// MODEL OPTIMIZATION AND PROMPT SYNTAX TERM
Scaling
Adjusting the range of data values to a standard scale, which helps algorithms perform better.
TECHNICAL DEFINITION
The process of transforming numerical features in a dataset to a standard range or distribution, such as normalization (0-1) or standardization (mean 0, std dev 1), to prevent features with larger magnitudes from dominating model training and improve convergence.
BACKGROUND
Prompt engineering is the process of structuring natural language inputs to produce specified outputs from a generative artificial intelligence (GenAI) model. Context engineering is the related area of software engineering that focuses on the management of non-prompt contexts supplied to the GenAI model, such as metadata, API tools, and tokens.
READ MORE ON WIKIPEDIASYNONYMS & ALIASES
- Normalization
- standardization
- feature scaling
- data transformation
USAGE NOTE
Scaling input features is a common preprocessing step for many machine learning algorithms like SVMs and neural networks.
DEVELOPERS
Organizations developing technology related to Scaling.
Databricks
Provides a unified Lakehouse Platform for data and AI, enabling organizations to build, deploy, and manage machine learning models and data pipelines at scale through robust MLOps capabilities and distributed computing.
Weights & Biases
Offers an MLOps platform for experiment tracking, model optimization, and collaboration, essential for scaling machine learning development, ensuring reproducibility, and managing numerous prompts and model versions effectively.
Hugging Face
Develops tools and platforms for building, training, and deploying transformer models, including large language models, at scale.

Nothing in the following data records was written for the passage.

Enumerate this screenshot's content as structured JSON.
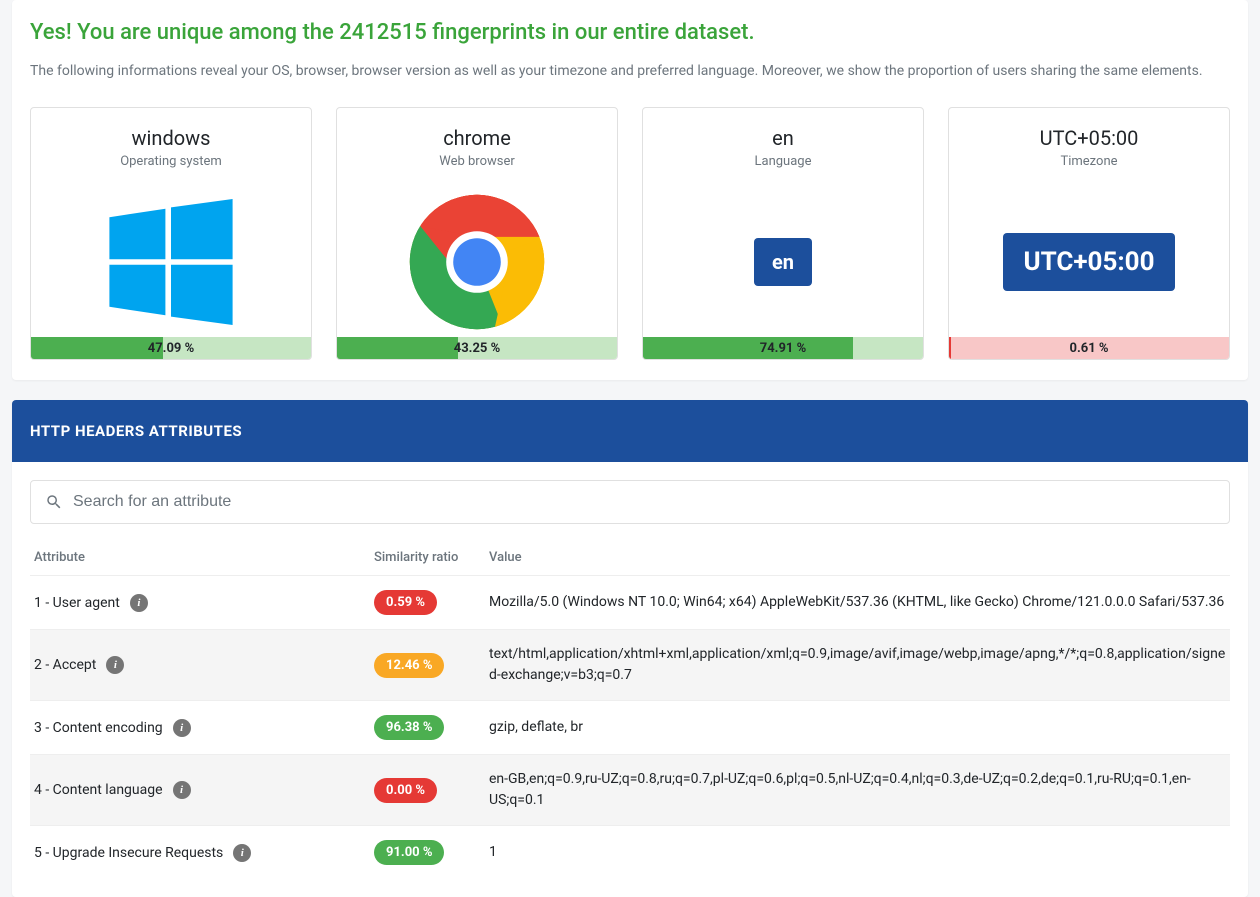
{
  "headline": "Yes! You are unique among the 2412515 fingerprints in our entire dataset.",
  "subtext": "The following informations reveal your OS, browser, browser version as well as your timezone and preferred language. Moreover, we show the proportion of users sharing the same elements.",
  "cards": [
    {
      "title": "windows",
      "subtitle": "Operating system",
      "icon": "windows",
      "percent_label": "47.09 %",
      "percent": 47.09,
      "bar_bg": "#c6e6c3",
      "bar_fill": "#4caf50"
    },
    {
      "title": "chrome",
      "subtitle": "Web browser",
      "icon": "chrome",
      "percent_label": "43.25 %",
      "percent": 43.25,
      "bar_bg": "#c6e6c3",
      "bar_fill": "#4caf50"
    },
    {
      "title": "en",
      "subtitle": "Language",
      "icon": "badge",
      "badge_text": "en",
      "percent_label": "74.91 %",
      "percent": 74.91,
      "bar_bg": "#c6e6c3",
      "bar_fill": "#4caf50"
    },
    {
      "title": "UTC+05:00",
      "subtitle": "Timezone",
      "icon": "badge",
      "badge_text": "UTC+05:00",
      "badge_big": true,
      "percent_label": "0.61 %",
      "percent": 0.61,
      "bar_bg": "#f8c7c7",
      "bar_fill": "#e53935"
    }
  ],
  "section_title": "HTTP HEADERS ATTRIBUTES",
  "search_placeholder": "Search for an attribute",
  "columns": {
    "attribute": "Attribute",
    "ratio": "Similarity ratio",
    "value": "Value"
  },
  "rows": [
    {
      "n": "1",
      "name": "User agent",
      "ratio": "0.59 %",
      "pill_color": "#e53935",
      "value": "Mozilla/5.0 (Windows NT 10.0; Win64; x64) AppleWebKit/537.36 (KHTML, like Gecko) Chrome/121.0.0.0 Safari/537.36",
      "alt": false
    },
    {
      "n": "2",
      "name": "Accept",
      "ratio": "12.46 %",
      "pill_color": "#f9a825",
      "value": "text/html,application/xhtml+xml,application/xml;q=0.9,image/avif,image/webp,image/apng,*/*;q=0.8,application/signed-exchange;v=b3;q=0.7",
      "alt": true
    },
    {
      "n": "3",
      "name": "Content encoding",
      "ratio": "96.38 %",
      "pill_color": "#4caf50",
      "value": "gzip, deflate, br",
      "alt": false
    },
    {
      "n": "4",
      "name": "Content language",
      "ratio": "0.00 %",
      "pill_color": "#e53935",
      "value": "en-GB,en;q=0.9,ru-UZ;q=0.8,ru;q=0.7,pl-UZ;q=0.6,pl;q=0.5,nl-UZ;q=0.4,nl;q=0.3,de-UZ;q=0.2,de;q=0.1,ru-RU;q=0.1,en-US;q=0.1",
      "alt": true
    },
    {
      "n": "5",
      "name": "Upgrade Insecure Requests",
      "ratio": "91.00 %",
      "pill_color": "#4caf50",
      "value": "1",
      "alt": false
    }
  ],
  "colors": {
    "windows_logo": "#00a4ef",
    "chrome_red": "#ea4335",
    "chrome_yellow": "#fbbc05",
    "chrome_green": "#34a853",
    "chrome_blue": "#4285f4",
    "header_bg": "#1c4f9c"
  }
}
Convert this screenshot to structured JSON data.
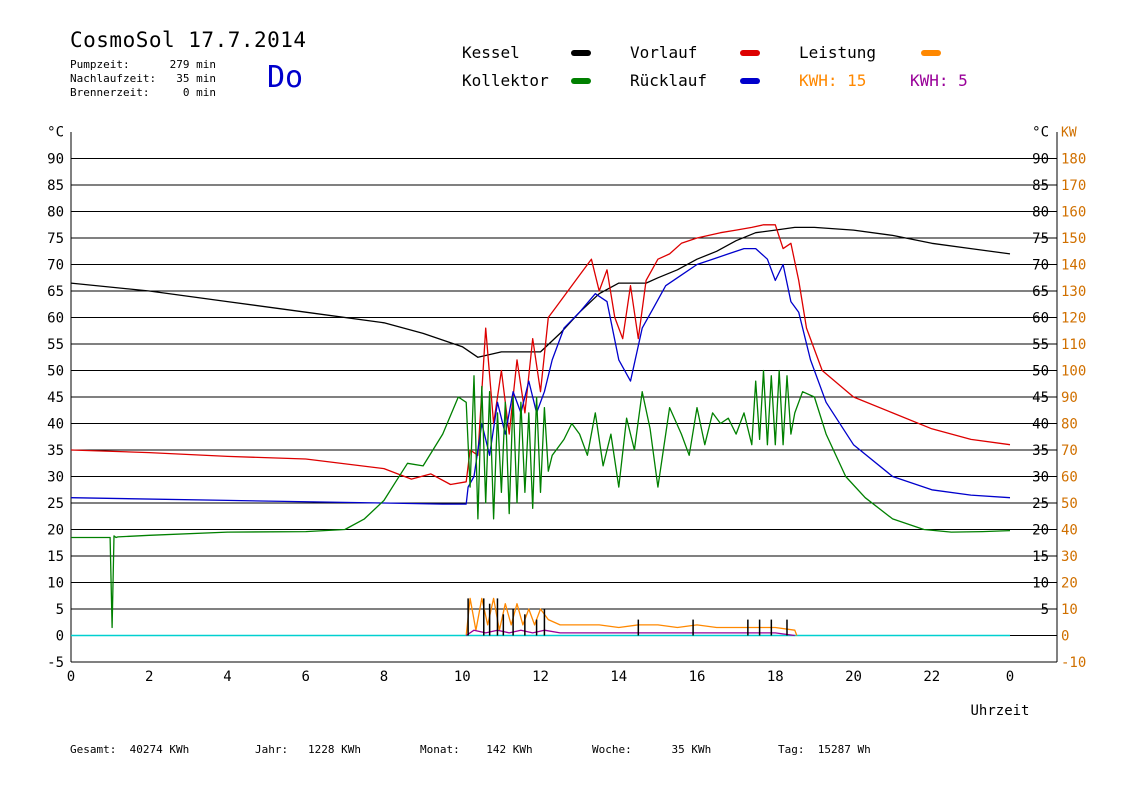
{
  "header": {
    "title": "CosmoSol 17.7.2014",
    "day": "Do",
    "info": [
      {
        "label": "Pumpzeit:",
        "value": "279 min"
      },
      {
        "label": "Nachlaufzeit:",
        "value": "35 min"
      },
      {
        "label": "Brennerzeit:",
        "value": "0 min"
      }
    ]
  },
  "legend": {
    "kessel": "Kessel",
    "kollektor": "Kollektor",
    "vorlauf": "Vorlauf",
    "ruecklauf": "Rücklauf",
    "leistung": "Leistung",
    "kwh1_label": "KWH:",
    "kwh1_value": "15",
    "kwh2_label": "KWH:",
    "kwh2_value": "5"
  },
  "colors": {
    "kessel": "#000000",
    "kollektor": "#008000",
    "vorlauf": "#dd0000",
    "ruecklauf": "#0000cc",
    "leistung": "#ff8800",
    "kwh2": "#990099",
    "baseline": "#00d0d0"
  },
  "footer": {
    "gesamt": "Gesamt:  40274 KWh",
    "jahr": "Jahr:   1228 KWh",
    "monat": "Monat:    142 KWh",
    "woche": "Woche:      35 KWh",
    "tag": "Tag:  15287 Wh"
  },
  "chart_data": {
    "type": "line",
    "xlabel": "Uhrzeit",
    "ylabel_left": "°C",
    "ylabel_right": "KW",
    "xlim": [
      0,
      24
    ],
    "ylim": [
      -5,
      95
    ],
    "y2lim": [
      -10,
      190
    ],
    "x_ticks": [
      "0",
      "2",
      "4",
      "6",
      "8",
      "10",
      "12",
      "14",
      "16",
      "18",
      "20",
      "22",
      "0"
    ],
    "y_ticks": [
      -5,
      0,
      5,
      10,
      15,
      20,
      25,
      30,
      35,
      40,
      45,
      50,
      55,
      60,
      65,
      70,
      75,
      80,
      85,
      90
    ],
    "y_ticks_right": [
      5,
      10,
      15,
      20,
      25,
      30,
      35,
      40,
      45,
      50,
      55,
      60,
      65,
      70,
      75,
      80,
      85,
      90
    ],
    "y2_ticks": [
      -10,
      0,
      10,
      20,
      30,
      40,
      50,
      60,
      70,
      80,
      90,
      100,
      110,
      120,
      130,
      140,
      150,
      160,
      170,
      180
    ],
    "grid": true,
    "series": [
      {
        "name": "Kessel",
        "key": "kessel",
        "x": [
          0,
          2,
          4,
          6,
          8,
          9,
          10,
          10.4,
          11,
          12,
          12.5,
          13,
          13.5,
          14,
          14.7,
          15,
          15.5,
          16,
          16.5,
          17,
          17.5,
          18,
          18.5,
          19,
          20,
          21,
          22,
          23,
          24
        ],
        "y": [
          66.5,
          65,
          63,
          61,
          59,
          57,
          54.5,
          52.5,
          53.5,
          53.5,
          57,
          61,
          64.5,
          66.5,
          66.5,
          67.5,
          69,
          71,
          72.5,
          74.5,
          76,
          76.5,
          77,
          77,
          76.5,
          75.5,
          74,
          73,
          72
        ]
      },
      {
        "name": "Vorlauf",
        "key": "vorlauf",
        "x": [
          0,
          2,
          4,
          6,
          8,
          8.7,
          9.2,
          9.7,
          10.1,
          10.2,
          10.4,
          10.6,
          10.8,
          11,
          11.2,
          11.4,
          11.6,
          11.8,
          12,
          12.2,
          12.4,
          12.7,
          13,
          13.3,
          13.5,
          13.7,
          13.9,
          14.1,
          14.3,
          14.5,
          14.7,
          15,
          15.3,
          15.6,
          16,
          16.3,
          16.6,
          17,
          17.4,
          17.7,
          18,
          18.2,
          18.4,
          18.6,
          18.8,
          19.2,
          20,
          21,
          22,
          23,
          24
        ],
        "y": [
          35,
          34.5,
          33.8,
          33.3,
          31.5,
          29.5,
          30.5,
          28.5,
          29,
          35,
          34,
          58,
          40,
          50,
          38,
          52,
          42,
          56,
          46,
          60,
          62,
          65,
          68,
          71,
          65,
          69,
          60,
          56,
          66,
          56,
          67,
          71,
          72,
          74,
          75,
          75.5,
          76,
          76.5,
          77,
          77.5,
          77.5,
          73,
          74,
          67,
          58,
          50,
          45,
          42,
          39,
          37,
          36
        ]
      },
      {
        "name": "Rücklauf",
        "key": "ruecklauf",
        "x": [
          0,
          4,
          8,
          9.5,
          10.1,
          10.15,
          10.3,
          10.5,
          10.7,
          10.9,
          11.1,
          11.3,
          11.5,
          11.7,
          11.9,
          12.1,
          12.3,
          12.6,
          13,
          13.4,
          13.7,
          14,
          14.3,
          14.6,
          14.9,
          15.2,
          15.6,
          16,
          16.4,
          16.8,
          17.2,
          17.5,
          17.8,
          18,
          18.2,
          18.4,
          18.6,
          18.9,
          19.3,
          20,
          21,
          22,
          23,
          24
        ],
        "y": [
          26,
          25.5,
          25,
          24.8,
          24.8,
          28,
          30,
          40,
          34,
          44,
          38,
          46,
          42,
          48,
          42,
          46,
          52,
          58,
          61,
          64.5,
          63,
          52,
          48,
          58,
          62,
          66,
          68,
          70,
          71,
          72,
          73,
          73,
          71,
          67,
          70,
          63,
          61,
          52,
          44,
          36,
          30,
          27.5,
          26.5,
          26
        ]
      },
      {
        "name": "Kollektor",
        "key": "kollektor",
        "x": [
          0,
          1,
          1.05,
          1.1,
          1.15,
          1.2,
          2,
          4,
          6,
          7,
          7.5,
          8,
          8.3,
          8.6,
          9,
          9.5,
          9.9,
          10.1,
          10.2,
          10.3,
          10.4,
          10.5,
          10.6,
          10.7,
          10.8,
          10.9,
          11.0,
          11.1,
          11.2,
          11.3,
          11.4,
          11.5,
          11.6,
          11.7,
          11.8,
          11.9,
          12.0,
          12.1,
          12.2,
          12.3,
          12.4,
          12.6,
          12.8,
          13.0,
          13.2,
          13.4,
          13.6,
          13.8,
          14.0,
          14.2,
          14.4,
          14.6,
          14.8,
          15.0,
          15.3,
          15.6,
          15.8,
          16.0,
          16.2,
          16.4,
          16.6,
          16.8,
          17.0,
          17.2,
          17.4,
          17.5,
          17.6,
          17.7,
          17.8,
          17.9,
          18.0,
          18.1,
          18.2,
          18.3,
          18.4,
          18.5,
          18.7,
          19.0,
          19.3,
          19.8,
          20.3,
          21,
          21.8,
          22.5,
          23.3,
          24
        ],
        "y": [
          18.5,
          18.5,
          1.5,
          18.8,
          18.5,
          18.6,
          18.9,
          19.5,
          19.6,
          20,
          22,
          25.5,
          29,
          32.5,
          32,
          38,
          45,
          44,
          28,
          49,
          22,
          47,
          25,
          46,
          22,
          42,
          27,
          44,
          23,
          45,
          25,
          44,
          27,
          42,
          24,
          45,
          27,
          43,
          31,
          34,
          35,
          37,
          40,
          38,
          34,
          42,
          32,
          38,
          28,
          41,
          35,
          46,
          39,
          28,
          43,
          38,
          34,
          43,
          36,
          42,
          40,
          41,
          38,
          42,
          36,
          48,
          37,
          50,
          36,
          49,
          36,
          50,
          36,
          49,
          38,
          42,
          46,
          45,
          38,
          30,
          26,
          22,
          20,
          19.5,
          19.6,
          19.8
        ]
      },
      {
        "name": "Leistung",
        "key": "leistung",
        "x": [
          10.1,
          10.2,
          10.35,
          10.5,
          10.65,
          10.8,
          10.95,
          11.1,
          11.25,
          11.4,
          11.55,
          11.7,
          11.85,
          12,
          12.2,
          12.5,
          13,
          13.5,
          14,
          14.5,
          15,
          15.5,
          16,
          16.5,
          17,
          17.5,
          18,
          18.5,
          18.55
        ],
        "y": [
          0,
          7,
          1,
          7,
          2,
          7,
          1,
          6,
          2,
          6,
          2,
          5,
          2,
          5,
          3,
          2,
          2,
          2,
          1.5,
          2,
          2,
          1.5,
          2,
          1.5,
          1.5,
          1.5,
          1.5,
          1,
          0
        ]
      },
      {
        "name": "KWH",
        "key": "kwh2",
        "x": [
          10.1,
          10.3,
          10.6,
          10.9,
          11.2,
          11.5,
          11.8,
          12.1,
          12.5,
          13,
          13.5,
          14,
          14.5,
          15,
          15.5,
          16,
          16.5,
          17,
          17.5,
          18,
          18.5
        ],
        "y": [
          0,
          1,
          0.5,
          1,
          0.5,
          1,
          0.5,
          1,
          0.5,
          0.5,
          0.5,
          0.5,
          0.5,
          0.5,
          0.5,
          0.5,
          0.5,
          0.5,
          0.5,
          0.5,
          0
        ]
      }
    ],
    "spikes": {
      "key": "kessel",
      "x": [
        10.15,
        10.55,
        10.7,
        10.9,
        11.05,
        11.3,
        11.6,
        11.9,
        12.1,
        14.5,
        15.9,
        17.3,
        17.6,
        17.9,
        18.3
      ],
      "y": [
        7,
        7,
        6,
        7,
        4,
        5,
        4,
        3,
        5,
        3,
        3,
        3,
        3,
        3,
        3
      ]
    },
    "baseline": 0
  }
}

Their ecosystem facilitates efficient development, inference, and fine-tuning for prompt engineering applications.
Anyscale
The company behind Ray, an open-source framework for building and running distributed applications. Ray is critical for scaling AI workloads, from model training to serving, and managing complex AI pipelines and prompt orchestrations.
Gantry
Specializes in MLOps for large language models and other unstructured data, providing tools to monitor, evaluate, and manage LLM-powered applications in production, directly addressing the scaling challenges of prompt design and performance.
AWS (Amazon Web Services)
Through Amazon SageMaker, AWS offers a comprehensive suite of services for building, training, and deploying machine learning models at scale, including capabilities for managing and optimizing AI engineering workflows and prompt deployments.